DISQUS

Film School Rejects: Boiling Point: Bring Back the 3 Act Structure

  • Nevernude · 1 year ago
    i have no problem at all with the continuing diminishing of the fabled "3 Act" structure. You can't have too much of a good thing. I, for one, would sacrifice a whole day, nay a whole month! to watch The Dark Knight if it had a running time of 4 weeks. However, if its a bad film that goes on and on and piles on the crapiness for hours on end e.g. imagine a 2 or 3 hour long epic/superhero/scary/date/disaster movie. Mon dieu!
  • Mister Hand · 1 year ago
    I believe the death knell of the 3-Act Structure was rung most loudly by QT's PULP FICTION. How many times did you think you'd reached the end of that movie before it actually ended? And every time, were you not delighted to then discover that QT still had more story to tell?

    Long, short, middlin', to me a good movie is a good movie. If it can be long and good, I say all the better.

    RETURN OF THE KING, by the way, for me, was too long before they even got to Aragorn's coronation. Frodo and Sam's extended march to Mt. Doom was rather... tedious for me.
  • Aleric · 1 year ago
    I agree with the OP and the article, if the movie uses the extended time well then it is worth the longer run time. Too many of the bad movies seem to waste the extra run time by having fluff discussions that don't add to the movie at all.
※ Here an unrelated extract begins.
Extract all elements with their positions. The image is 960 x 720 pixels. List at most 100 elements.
    I have left a lot of movies over the last few years thinking that they were unfinished and needed additional content to be a complete movie. The first AvP was a prime example, it seemed rushed and needed a lot more combat and development of the Predators themselves. It seemed like more of an assembly line of characters than a movie, introduce characters, stick in bad situation, kill off all but one or two of the main characters, roll credits.
  • Cole Abaius · 1 year ago
    I hate to agree with Fure, because he's a terrible human being, but I hate the tacked-on endings, too. It's like the epilogue in books. How many people read epilogues? Zero? Thought so.

    I would be willing to bet money that we'd like some of those movies even more if they hadn't had the extra meat on the end and we didn't know what we were missing. For LOTR it's difficult because we have extensive source material to look to.

    I'm not sure I see the same thing with Pulp Fiction - I felt like it had a 3-act structure, just not in the right order.

    Meanwhile, I applaud your dedication, Nevernude!
  • Jim Rohner · 1 year ago
    I think I have to agree with Cole that I didn't see Pulp Fiction as breaking the form of a three act structure. It certainly rearranged things linearly, but it still had three distinct acts. QT, after all, did pull from the mantra that all films need a beginning middle and end. Just not in that order.
  • SideItem · 1 year ago
    I think what you're actually complaining about is movies with flawed pacing. Whenever I feel like I'm watching a second or third or fifth ending, I can't help but think that I'm just watching events that couldn't be properly integrated into the narrative proper. Sure, they couldn't just be abandoned and forgotten (that's probably another raw point, unresolved plot points) but if the only way to wrap up a thread is to staple a conclusion after the climax, I have to think that the progression had a few hiccups along the line.

    Also, while I see what you're saying, I don't think The Dark Knight commits the same crime as RotK, or it at could at least be defended as doing it in a less glaring way. TDK made the 'mistake' of setting up the ending at the 2-hour point, a time when audiences are prepared for a movie to end, but I never expected that the film would fade to black at that point, seeing as the narrative was still pulsing forward, whereas you could literally choose from the four or five different ending points to wrap up RotK effectively and definitively (maybe not as effectively to sate the fanboys, but they're fanboys).
  • nathan · 1 year ago
    you got that right buddy! but i would have liked to see Humphrey Bogart and Claude Raines play cards and talk about fish at the end of Casablanca...
  • John · 11 months ago
    I agree with the spirit of what you're saying but I believe, (correct me if I'm wrong) but the three act structure doesn't end at the climax. Technically, there's a wind down after the climax which is what those movies are doing. The trend is for many movies to cut the third act short and end at the climax.
  • Tron · 5 months ago
    I agree with you.

    some movies just seem to drag on too damn long (Return of the king which had about 25x that me and my friend thought 'ok NOW it's @ the end').

    I'm perfectly happy with a well written GOOD 90 - 120 min movie.

    hell unless i'ts a GREAT movie that I love (watchmen was the most recent one i can think of). I start to just lose interest and zone out by a little after the 2 hour mark.

    If there's a ton of extra footage, throw it in as bonus on the dvd when I can watch it at my own pace.